At four o'clock he left the office and went to keep an appointment with Dr. Gregson Bennet in the Physicians' Building. Dr. Bennet belonged to that class of specialists who designate their business quarters in plural terms. His offices comprised a suite of four rooms. The sign on the door of the first one invited the caller to enter, unheralded. Complying with this injunction, Kenwick found himself in a well-lighted chamber containing a massive collection of light-green upholstery and an assortment of foreign-looking pictures artfully selected to convey the impression that their owner was on chummy terms with the capitals of Europe.

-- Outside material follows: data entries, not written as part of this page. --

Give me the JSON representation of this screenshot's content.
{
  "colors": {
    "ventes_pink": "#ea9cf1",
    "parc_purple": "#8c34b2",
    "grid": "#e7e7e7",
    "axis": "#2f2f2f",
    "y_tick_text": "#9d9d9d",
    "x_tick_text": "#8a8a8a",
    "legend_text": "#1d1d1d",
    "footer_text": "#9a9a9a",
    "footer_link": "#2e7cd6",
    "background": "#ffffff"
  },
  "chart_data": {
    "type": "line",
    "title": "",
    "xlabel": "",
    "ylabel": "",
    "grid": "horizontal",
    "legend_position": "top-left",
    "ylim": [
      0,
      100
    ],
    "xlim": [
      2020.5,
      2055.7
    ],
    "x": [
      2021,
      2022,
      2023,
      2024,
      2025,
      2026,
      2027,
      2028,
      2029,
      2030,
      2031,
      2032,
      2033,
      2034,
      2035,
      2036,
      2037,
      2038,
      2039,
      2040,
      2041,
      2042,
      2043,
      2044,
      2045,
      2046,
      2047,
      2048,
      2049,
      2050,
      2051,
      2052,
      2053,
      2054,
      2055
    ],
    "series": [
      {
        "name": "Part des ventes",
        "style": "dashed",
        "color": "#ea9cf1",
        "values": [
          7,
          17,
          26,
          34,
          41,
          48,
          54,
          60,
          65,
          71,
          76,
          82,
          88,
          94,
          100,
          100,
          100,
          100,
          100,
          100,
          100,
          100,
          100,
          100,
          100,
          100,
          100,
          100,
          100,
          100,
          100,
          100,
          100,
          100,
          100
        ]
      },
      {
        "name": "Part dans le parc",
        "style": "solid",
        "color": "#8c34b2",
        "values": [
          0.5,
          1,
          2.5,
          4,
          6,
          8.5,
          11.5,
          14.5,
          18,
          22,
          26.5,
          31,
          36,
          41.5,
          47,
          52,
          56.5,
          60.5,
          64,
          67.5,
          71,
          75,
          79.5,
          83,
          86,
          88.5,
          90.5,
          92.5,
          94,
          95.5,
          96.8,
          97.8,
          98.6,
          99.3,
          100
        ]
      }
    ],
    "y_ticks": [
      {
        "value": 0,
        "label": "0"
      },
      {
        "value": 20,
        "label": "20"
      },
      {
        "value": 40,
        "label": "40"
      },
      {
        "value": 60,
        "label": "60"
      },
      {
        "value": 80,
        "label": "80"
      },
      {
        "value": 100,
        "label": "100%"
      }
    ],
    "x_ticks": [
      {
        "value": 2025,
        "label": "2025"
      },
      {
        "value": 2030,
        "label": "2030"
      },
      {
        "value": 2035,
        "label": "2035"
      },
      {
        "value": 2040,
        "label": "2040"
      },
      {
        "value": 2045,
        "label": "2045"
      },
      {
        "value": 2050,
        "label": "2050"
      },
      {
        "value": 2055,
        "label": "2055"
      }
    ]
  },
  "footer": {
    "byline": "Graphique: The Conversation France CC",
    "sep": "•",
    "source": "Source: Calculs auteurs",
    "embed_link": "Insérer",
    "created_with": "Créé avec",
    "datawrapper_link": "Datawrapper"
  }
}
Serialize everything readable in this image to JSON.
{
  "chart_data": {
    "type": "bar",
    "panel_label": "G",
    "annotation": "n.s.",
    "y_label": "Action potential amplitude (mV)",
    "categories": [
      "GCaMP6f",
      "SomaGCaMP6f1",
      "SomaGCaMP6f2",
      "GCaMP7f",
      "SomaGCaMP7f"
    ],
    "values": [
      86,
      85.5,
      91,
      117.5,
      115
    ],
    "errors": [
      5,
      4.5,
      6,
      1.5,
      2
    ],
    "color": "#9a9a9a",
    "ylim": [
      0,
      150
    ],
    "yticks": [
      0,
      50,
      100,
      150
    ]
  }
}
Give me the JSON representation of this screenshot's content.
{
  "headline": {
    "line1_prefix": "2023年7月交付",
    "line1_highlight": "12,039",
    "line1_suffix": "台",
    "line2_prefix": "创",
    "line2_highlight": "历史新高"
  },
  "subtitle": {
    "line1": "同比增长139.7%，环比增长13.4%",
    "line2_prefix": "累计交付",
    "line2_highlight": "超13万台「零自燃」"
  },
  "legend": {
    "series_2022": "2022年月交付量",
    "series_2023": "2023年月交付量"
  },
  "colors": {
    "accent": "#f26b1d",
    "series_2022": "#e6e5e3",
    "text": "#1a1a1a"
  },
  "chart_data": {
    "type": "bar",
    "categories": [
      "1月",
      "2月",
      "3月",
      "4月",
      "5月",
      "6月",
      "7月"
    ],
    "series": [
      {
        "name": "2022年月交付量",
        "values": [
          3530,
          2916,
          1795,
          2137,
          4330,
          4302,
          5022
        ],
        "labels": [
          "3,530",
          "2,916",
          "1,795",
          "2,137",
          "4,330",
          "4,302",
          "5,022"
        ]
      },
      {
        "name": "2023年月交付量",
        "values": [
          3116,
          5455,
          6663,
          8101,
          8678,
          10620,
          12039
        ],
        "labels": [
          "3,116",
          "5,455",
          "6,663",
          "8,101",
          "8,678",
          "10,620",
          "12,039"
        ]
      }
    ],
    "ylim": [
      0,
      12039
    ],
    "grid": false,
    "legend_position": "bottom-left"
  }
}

As the door closed automatically behind him, a white-uniformed figure appeared, like a perfectly trained cuckoo, from the adjoining room and announced in level tones, "The-doctor-will-see-you-in-just-a-minute." Kenwick accepted this assurance with the grave credulity that one fiction-maker accords another. He glanced at the five other patients already awaiting their turns and picked up a magazine.

By four-thirty he had read the jokes in the back of "Anybody's Magazine" for the preceding six months. No physician in reputable standing ever removes old numbers of periodicals from his files. For what better testimony can he offer in support of his claim upon a long-established practice? As Kenwick read, he was aware that his companions were being summoned one by one to embark upon that mysterious journey from whose bourne no traveler returns, departure having been arranged for around some obscure corner, to prevent exchange between arriving and retreating patient of a "Look! Stop! Listen!" signal.